Wichtige Änderungen :
- Ein Dialog mit einer Liste der zuletzt angesehenen oder bearbeiteten Dateien wurde im integrierten Viewer oder Editor hinzugefügt (aufgerufen über die Kombination Alt-Shift-e);
- In den separat gestarteten mceditor, mcviewer und mcdiffviewer voll funktionsfähige Kommandozeile (Subshell, aufgerufen über Ctrl-o);
- Die Möglichkeit, reproduzierbare Binärbuilds zu erstellen, wurde bereitgestellt (implementiert durch die Option —disable-configure-args im Konfigurationsskript);
- Im integrierten Editor wurden die Syntaxhervorhebungsregeln für YAML, RPM-Spezifikationen und Debian sources.list erweitert.

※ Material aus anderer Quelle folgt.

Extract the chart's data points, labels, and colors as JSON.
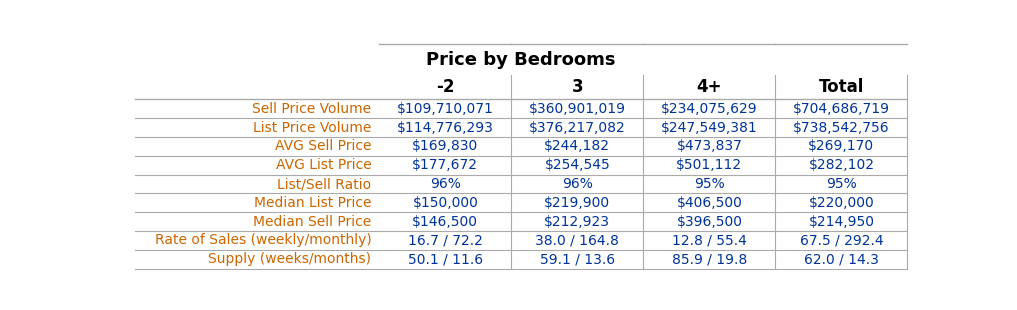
{
  "title": "Price by Bedrooms",
  "col_headers": [
    "-2",
    "3",
    "4+",
    "Total"
  ],
  "row_labels": [
    "Sell Price Volume",
    "List Price Volume",
    "AVG Sell Price",
    "AVG List Price",
    "List/Sell Ratio",
    "Median List Price",
    "Median Sell Price",
    "Rate of Sales (weekly/monthly)",
    "Supply (weeks/months)"
  ],
  "table_data": [
    [
      "$109,710,071",
      "$360,901,019",
      "$234,075,629",
      "$704,686,719"
    ],
    [
      "$114,776,293",
      "$376,217,082",
      "$247,549,381",
      "$738,542,756"
    ],
    [
      "$169,830",
      "$244,182",
      "$473,837",
      "$269,170"
    ],
    [
      "$177,672",
      "$254,545",
      "$501,112",
      "$282,102"
    ],
    [
      "96%",
      "96%",
      "95%",
      "95%"
    ],
    [
      "$150,000",
      "$219,900",
      "$406,500",
      "$220,000"
    ],
    [
      "$146,500",
      "$212,923",
      "$396,500",
      "$214,950"
    ],
    [
      "16.7 / 72.2",
      "38.0 / 164.8",
      "12.8 / 55.4",
      "67.5 / 292.4"
    ],
    [
      "50.1 / 11.6",
      "59.1 / 13.6",
      "85.9 / 19.8",
      "62.0 / 14.3"
    ]
  ],
  "label_color": "#cc6600",
  "data_color": "#003399",
  "header_color": "#000000",
  "title_color": "#000000",
  "bg_color": "#ffffff",
  "line_color": "#aaaaaa",
  "title_fontsize": 13,
  "header_fontsize": 12,
  "cell_fontsize": 10,
  "label_fontsize": 10
}
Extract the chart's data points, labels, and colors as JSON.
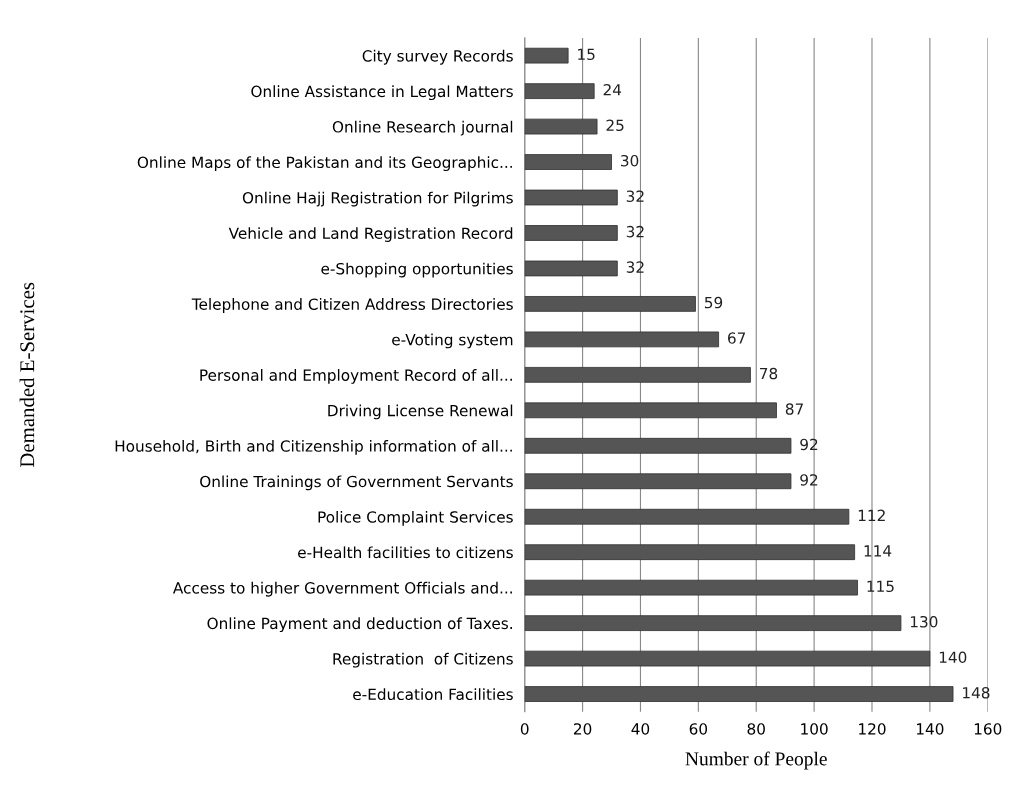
{
  "chart_data": {
    "type": "bar",
    "orientation": "horizontal",
    "categories": [
      "City survey Records",
      "Online Assistance in Legal Matters",
      "Online Research journal",
      "Online Maps of the Pakistan and its Geographic...",
      "Online Hajj Registration for Pilgrims",
      "Vehicle and Land Registration Record",
      "e-Shopping opportunities",
      "Telephone and Citizen Address Directories",
      "e-Voting system",
      "Personal and Employment Record of all...",
      "Driving License Renewal",
      "Household, Birth and Citizenship information of all...",
      "Online Trainings of Government Servants",
      "Police Complaint Services",
      "e-Health facilities to citizens",
      "Access to higher Government Officials and...",
      "Online Payment and deduction of Taxes.",
      "Registration  of Citizens",
      "e-Education Facilities"
    ],
    "values": [
      15,
      24,
      25,
      30,
      32,
      32,
      32,
      59,
      67,
      78,
      87,
      92,
      92,
      112,
      114,
      115,
      130,
      140,
      148
    ],
    "color": "#555555",
    "data_labels": true,
    "xlabel": "Number of People",
    "ylabel": "Demanded E-Services",
    "xlim": [
      0,
      160
    ],
    "xticks": [
      0,
      20,
      40,
      60,
      80,
      100,
      120,
      140,
      160
    ],
    "grid": "x"
  }
}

Syntaxhervorhebung für yabasic (Yet Another BASIC) und „.desktop“-Dateien wurde hinzugefügt;
- Hervorhebungsregeln für Dateinamen für die Erweiterungen part (teilweise heruntergeladene Dateien), apk (Pakete für Android), deb und ts (MPEG-TS-Streams) wurden hinzugefügt;
- Ein dunkles Farbthema julia256 wurde hinzugefügt;
- Im sftpfs wurde die Unterstützung für die interaktive Authentifizierung mit Hilfe der Tastatur hinzugefügt;
- Das Modul extfs.d/uc1541 wurde auf Version 3.3 mit Unterstützung für Python 3 aktualisiert;
- Die integrierte Implementierung der gettext-Bibliothek wurde entfernt;
- Die Unterstützung für die Codierung Windows1251 in Solaris wurde verbessert;
- Komplizierte Probleme bei der Kompilierung unter AIX 7.2 und macOS 10.9 wurden gelöst.